Desto ärger entbrannte nun aber auch der Zorn der Priester und
Mönche; Luther selbst erschrak über die gewaltige Bewegung, die seine
That hervorrief; weder er selbst, noch sonst Jemand ahnte es, daß
dies der Anfang der von den Völkern längst ersehnten
Kirchenverbesserung (Reformation) war.
Der Papst Leo, der anfangs die Aufregung nicht beachtet hatte,
forderte Luther bald vor seinen Richterstuhl nach Rom.
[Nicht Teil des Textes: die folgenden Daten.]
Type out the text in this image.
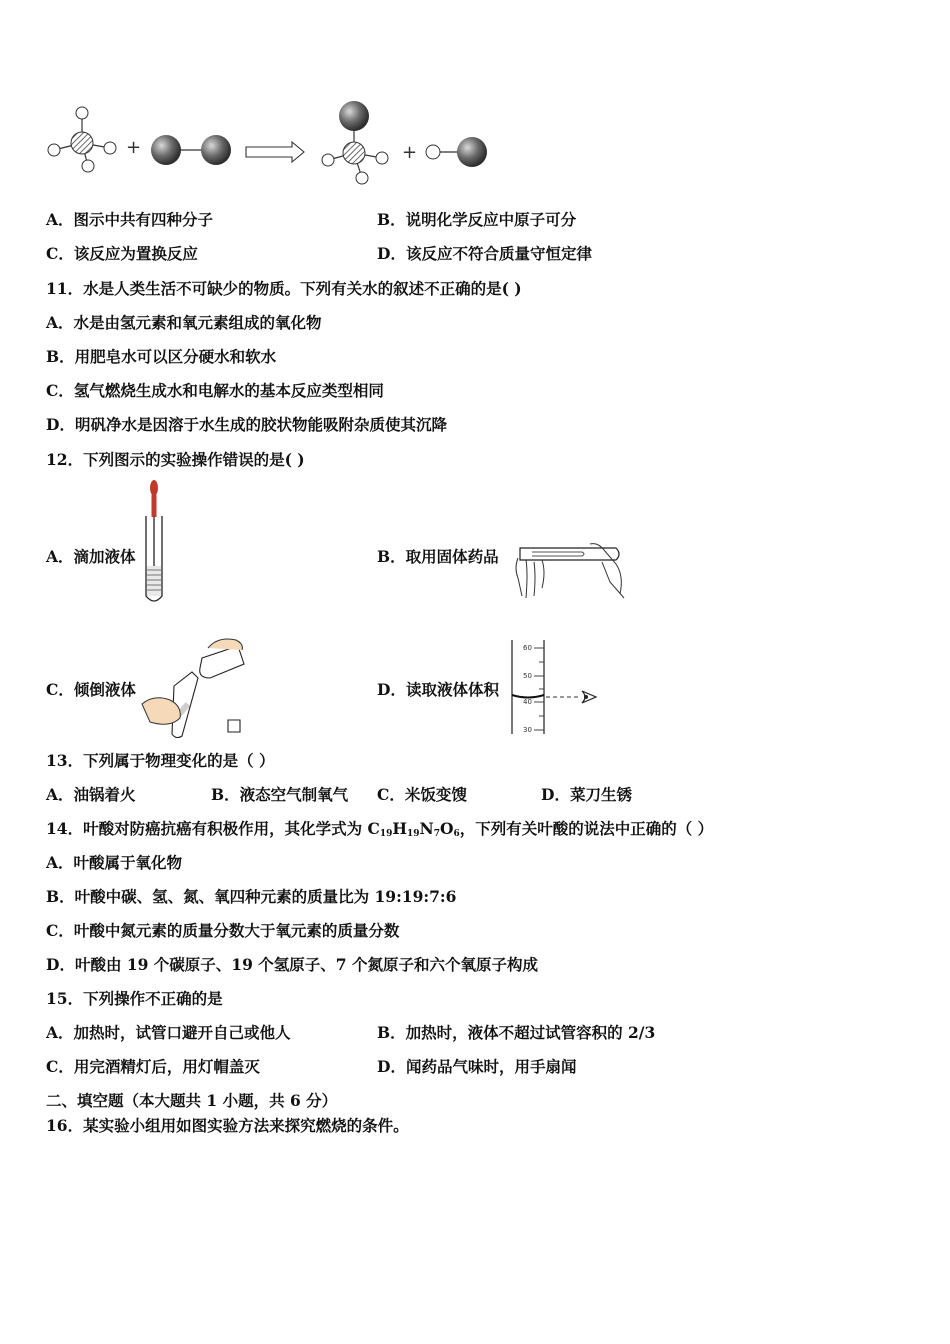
+	+
A．图示中共有四种分子	B．说明化学反应中原子可分
C．该反应为置换反应	D．该反应不符合质量守恒定律
11．水是人类生活不可缺少的物质。下列有关水的叙述不正确的是( )
A．水是由氢元素和氧元素组成的氧化物
B．用肥皂水可以区分硬水和软水
C．氢气燃烧生成水和电解水的基本反应类型相同
D．明矾净水是因溶于水生成的胶状物能吸附杂质使其沉降
12．下列图示的实验操作错误的是( )
A．滴加液体	B．取用固体药品
C．倾倒液体	D．读取液体体积
60
50
40
30
13．下列属于物理变化的是（ ）
A．油锅着火	B．液态空气制氧气 C．米饭变馊	D．菜刀生锈
14．叶酸对防癌抗癌有积极作用，其化学式为 $C_{19}H_{19}N_7O_6$，下列有关叶酸的说法中正确的（ ）
A．叶酸属于氧化物
B．叶酸中碳、氢、氮、氧四种元素的质量比为 19:19:7:6
C．叶酸中氮元素的质量分数大于氧元素的质量分数
D．叶酸由 19 个碳原子、19 个氢原子、7 个氮原子和六个氧原子构成
15．下列操作不正确的是
A．加热时，试管口避开自己或他人	B．加热时，液体不超过试管容积的 2/3
C．用完酒精灯后，用灯帽盖灭	D．闻药品气味时，用手扇闻
二、填空题（本大题共 1 小题，共 6 分）
16．某实验小组用如图实验方法来探究燃烧的条件。
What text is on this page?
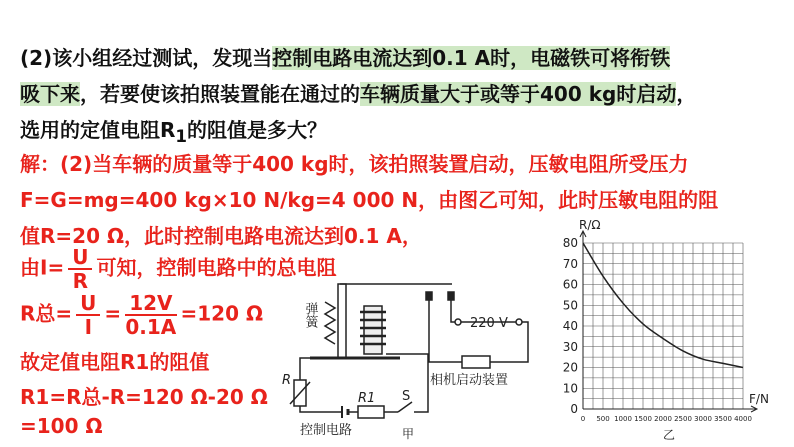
(2)该小组经过测试，发现当控制电路电流达到0.1 A时，电磁铁可将衔铁
吸下来，若要使该拍照装置能在通过的车辆质量大于或等于400 kg时启动，
选用的定值电阻$R_1$的阻值是多大？
解：(2)当车辆的质量等于400 kg时，该拍照装置启动，压敏电阻所受压力
F=G=mg=400 kg×10 N/kg=4 000 N，由图乙可知，此时压敏电阻的阻
值R=20 Ω，此时控制电路电流达到0.1 A，
由$I= \frac{U}{R}$ 可知，控制电路中的总电阻
R总= $\frac{U}{I} = \frac{12V}{0.1A} =120$ Ω
故定值电阻R1的阻值
R1=R总-R=120 Ω-20 Ω
=100 Ω
弹簧	220 V
R
R1 S
相机启动装置
控制电路	甲
0
10
20
30
40
50
60
70
80
0 500 1000 1500 2000 2500 3000 3500 4000
R/Ω
F/N
乙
Aber Friedrich
der Weise, der für den von ihm hochverehrten Mann Alles fürchtete,
erwirkte, daß er sich in Augsburg vor einem päpstlichen Gesandten
verantworten durfte. Hier forderte dieser nichts als Widerruf,
und den wollte Luther nicht leisten, bis man ihn aus dem Worte
Gottes des Irrthums überführt hätte; denn er habe aus Gottes
Wort die seligmachende Überzeugung gewonnen: der Mensch erlange
die Gerechtigkeit und Seligkeit Gottes allein durch den
Glauben an das vollgültige Verdienst unsers Herrn und
Heilandes Jesu Christi, welcher Glaube allein herzliche
Reue und Sinnesänderung (Buße, Bekehrung) schaffe.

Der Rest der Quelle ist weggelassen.